Atria are thin walled chambers that receive blood from veins. They contract first so they can fill ventricles with blood. Atrial contraction is not strong enough to pump blood out on its own.
Ventricles are thicker-walled chambers which pump blood out of heart. Ventrical walls have muscle fibres arranged in layers around the chamber. This allows them to contract strongly when stimulated together as a unit.
The right side of the heart pumps deoxygenated blood to lungs where CO2 diffuses out and O2 diffuses in. The left side of the heart receives oxygenated blood from lungs and pumps it round body tissues.

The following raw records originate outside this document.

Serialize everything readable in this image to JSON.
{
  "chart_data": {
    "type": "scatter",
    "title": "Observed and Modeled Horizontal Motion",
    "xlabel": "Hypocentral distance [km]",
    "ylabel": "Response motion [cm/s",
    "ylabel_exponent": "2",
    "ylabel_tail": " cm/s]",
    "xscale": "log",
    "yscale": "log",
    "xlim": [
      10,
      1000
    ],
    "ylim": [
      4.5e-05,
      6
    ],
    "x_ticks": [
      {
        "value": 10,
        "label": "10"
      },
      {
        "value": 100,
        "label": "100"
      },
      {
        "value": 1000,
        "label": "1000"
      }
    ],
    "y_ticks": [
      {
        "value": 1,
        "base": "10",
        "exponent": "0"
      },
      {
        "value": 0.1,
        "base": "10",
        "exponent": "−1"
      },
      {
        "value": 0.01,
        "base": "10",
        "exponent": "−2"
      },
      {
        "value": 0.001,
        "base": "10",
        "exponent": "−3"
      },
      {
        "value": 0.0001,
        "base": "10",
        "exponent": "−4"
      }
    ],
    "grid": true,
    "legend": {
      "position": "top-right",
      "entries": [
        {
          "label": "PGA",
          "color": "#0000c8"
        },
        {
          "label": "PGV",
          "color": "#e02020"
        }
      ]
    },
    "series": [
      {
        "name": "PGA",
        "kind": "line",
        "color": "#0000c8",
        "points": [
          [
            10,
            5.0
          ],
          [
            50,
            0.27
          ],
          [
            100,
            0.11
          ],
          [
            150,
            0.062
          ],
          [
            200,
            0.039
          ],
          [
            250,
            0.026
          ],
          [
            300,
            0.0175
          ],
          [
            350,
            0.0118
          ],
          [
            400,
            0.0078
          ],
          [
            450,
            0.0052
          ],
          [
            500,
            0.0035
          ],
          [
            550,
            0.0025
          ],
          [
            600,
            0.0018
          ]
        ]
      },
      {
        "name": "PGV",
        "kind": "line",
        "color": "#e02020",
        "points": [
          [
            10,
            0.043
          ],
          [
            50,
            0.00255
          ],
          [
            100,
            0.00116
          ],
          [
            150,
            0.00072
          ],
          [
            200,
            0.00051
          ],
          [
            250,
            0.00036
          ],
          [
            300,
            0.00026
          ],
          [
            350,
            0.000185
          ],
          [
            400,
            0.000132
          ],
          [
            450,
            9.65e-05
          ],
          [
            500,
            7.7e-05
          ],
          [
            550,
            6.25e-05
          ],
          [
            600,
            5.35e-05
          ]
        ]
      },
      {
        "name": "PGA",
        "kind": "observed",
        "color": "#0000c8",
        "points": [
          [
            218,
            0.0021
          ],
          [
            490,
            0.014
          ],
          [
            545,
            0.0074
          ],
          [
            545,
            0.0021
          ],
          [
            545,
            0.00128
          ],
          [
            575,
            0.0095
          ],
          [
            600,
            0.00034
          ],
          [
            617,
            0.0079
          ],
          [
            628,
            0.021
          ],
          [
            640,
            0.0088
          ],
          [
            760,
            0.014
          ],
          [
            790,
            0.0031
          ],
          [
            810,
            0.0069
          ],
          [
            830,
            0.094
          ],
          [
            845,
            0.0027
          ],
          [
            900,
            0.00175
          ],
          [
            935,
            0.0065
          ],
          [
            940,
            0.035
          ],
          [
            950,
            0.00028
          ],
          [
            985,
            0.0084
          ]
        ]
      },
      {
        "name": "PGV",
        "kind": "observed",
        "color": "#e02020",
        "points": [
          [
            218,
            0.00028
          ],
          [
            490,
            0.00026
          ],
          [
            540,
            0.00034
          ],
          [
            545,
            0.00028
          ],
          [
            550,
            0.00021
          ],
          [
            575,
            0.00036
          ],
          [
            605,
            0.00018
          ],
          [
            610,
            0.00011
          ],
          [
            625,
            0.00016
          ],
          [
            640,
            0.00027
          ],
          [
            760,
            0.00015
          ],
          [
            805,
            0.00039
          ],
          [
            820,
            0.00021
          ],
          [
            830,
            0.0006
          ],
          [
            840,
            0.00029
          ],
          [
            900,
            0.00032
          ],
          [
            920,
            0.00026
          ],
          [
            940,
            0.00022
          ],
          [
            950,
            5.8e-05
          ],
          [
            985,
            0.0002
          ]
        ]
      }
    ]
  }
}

Ventricles have thicker walls than atria as they need to be able to push blood out into arteries. Ventricals contract second because it takes longer for them to fill up with blood compared to atria.
atrial systole:
Atria contract
decrease in atrial volume in and increase in atrial pressure.
Causes blood to be pushed into ventricles via atrioventricular valves.
Slight increase in ventricular volume and pressure as ventricles receive ejected blood from contracting atria.
ventricular systole:
ventricles contract, pushing blood out of the heart
decreases ventricular volume and increases ventricular pressure.
atrioventricular valves shut to prevent backflow due to higher pressure in ventricles and atria.
High pressure in ventricles opens semi lunar valves
blood forced into pulmonary artery and aorta.